颯はサービスラインに立ち、心を落ち着けようとした。自分の体が思うように動かない苛立ちと、陽太の攻撃的な言葉が頭の中で渦巻いていた。しかし、何よりも自分自身に対する失望が彼を襲っていた。


「これで終わりなのか…?」


その疑問が心に浮かんだ瞬間、陽太のリターンが再び彼を襲った。颯は何とか返そうとしたが、リターンはネットにかかり、陽太が第一セットを取った。


「ゲーム、そしてセット、陽太。
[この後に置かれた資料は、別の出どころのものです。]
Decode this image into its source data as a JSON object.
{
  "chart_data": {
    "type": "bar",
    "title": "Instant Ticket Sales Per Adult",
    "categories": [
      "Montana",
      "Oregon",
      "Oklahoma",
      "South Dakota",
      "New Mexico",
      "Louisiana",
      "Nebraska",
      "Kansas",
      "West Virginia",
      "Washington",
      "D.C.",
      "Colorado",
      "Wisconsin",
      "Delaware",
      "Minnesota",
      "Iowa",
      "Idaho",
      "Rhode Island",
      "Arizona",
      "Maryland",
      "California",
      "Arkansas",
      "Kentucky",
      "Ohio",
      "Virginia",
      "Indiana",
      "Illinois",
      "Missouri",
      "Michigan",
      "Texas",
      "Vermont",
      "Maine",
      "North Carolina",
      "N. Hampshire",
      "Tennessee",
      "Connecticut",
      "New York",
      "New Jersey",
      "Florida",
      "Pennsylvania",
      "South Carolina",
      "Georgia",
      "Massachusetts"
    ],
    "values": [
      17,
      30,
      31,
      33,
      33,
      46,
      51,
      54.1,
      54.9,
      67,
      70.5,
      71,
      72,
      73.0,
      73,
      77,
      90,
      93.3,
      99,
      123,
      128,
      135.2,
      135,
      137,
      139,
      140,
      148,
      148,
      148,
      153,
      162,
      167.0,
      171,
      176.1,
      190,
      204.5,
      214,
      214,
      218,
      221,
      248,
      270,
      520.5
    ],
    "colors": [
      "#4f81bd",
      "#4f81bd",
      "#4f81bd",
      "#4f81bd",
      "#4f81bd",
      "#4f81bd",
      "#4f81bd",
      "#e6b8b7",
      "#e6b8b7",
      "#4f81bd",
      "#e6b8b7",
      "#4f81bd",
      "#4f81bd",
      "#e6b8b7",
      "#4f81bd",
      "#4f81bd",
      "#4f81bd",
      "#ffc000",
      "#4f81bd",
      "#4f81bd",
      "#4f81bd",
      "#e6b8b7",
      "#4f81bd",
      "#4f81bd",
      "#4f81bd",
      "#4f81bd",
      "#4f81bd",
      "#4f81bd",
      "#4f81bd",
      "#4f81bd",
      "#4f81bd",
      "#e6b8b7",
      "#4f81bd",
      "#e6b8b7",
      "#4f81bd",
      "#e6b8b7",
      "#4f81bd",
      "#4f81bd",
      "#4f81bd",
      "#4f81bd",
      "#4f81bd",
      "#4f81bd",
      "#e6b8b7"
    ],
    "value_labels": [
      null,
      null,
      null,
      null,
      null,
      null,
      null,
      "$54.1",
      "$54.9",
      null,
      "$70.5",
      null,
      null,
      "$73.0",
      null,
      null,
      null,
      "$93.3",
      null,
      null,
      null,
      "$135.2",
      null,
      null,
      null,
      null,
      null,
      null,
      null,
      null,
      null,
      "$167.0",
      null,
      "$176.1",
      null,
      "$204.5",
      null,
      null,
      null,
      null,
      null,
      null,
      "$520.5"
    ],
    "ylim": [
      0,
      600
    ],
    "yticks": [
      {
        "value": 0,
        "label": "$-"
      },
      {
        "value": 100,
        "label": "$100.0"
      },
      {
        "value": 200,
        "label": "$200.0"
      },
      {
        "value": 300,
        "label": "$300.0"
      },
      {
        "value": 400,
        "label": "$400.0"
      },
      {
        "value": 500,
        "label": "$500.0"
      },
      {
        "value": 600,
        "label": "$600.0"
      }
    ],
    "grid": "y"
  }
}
6-0」


圧倒的なスコアで、陽太が第一セットを取った。颯はコートの中央に立ち尽くし、呼吸を整えようとしたが、心の中では何かが崩れ落ちたような感覚があった。


観客席からは驚きと不安の声が聞こえ、翔と拓海もその結果に戸惑っていた。


「まずいな…このままじゃ、颯が完全に折れてしまうかもしれない」翔が言った。


「でも、まだ終わってない」拓海が答えた。「第二セットがある。颯がここで何かを掴んでくれることを願うしかない。」


真奈美もまた、静かに見守りながら、颯が再び立ち上がることを信じていた。しかし、彼が過去のトラウマを乗り越えられるかどうかは、まだわからなかった。試合はまだ続いているが、颯にとってはここからが本当の試練となるだろう。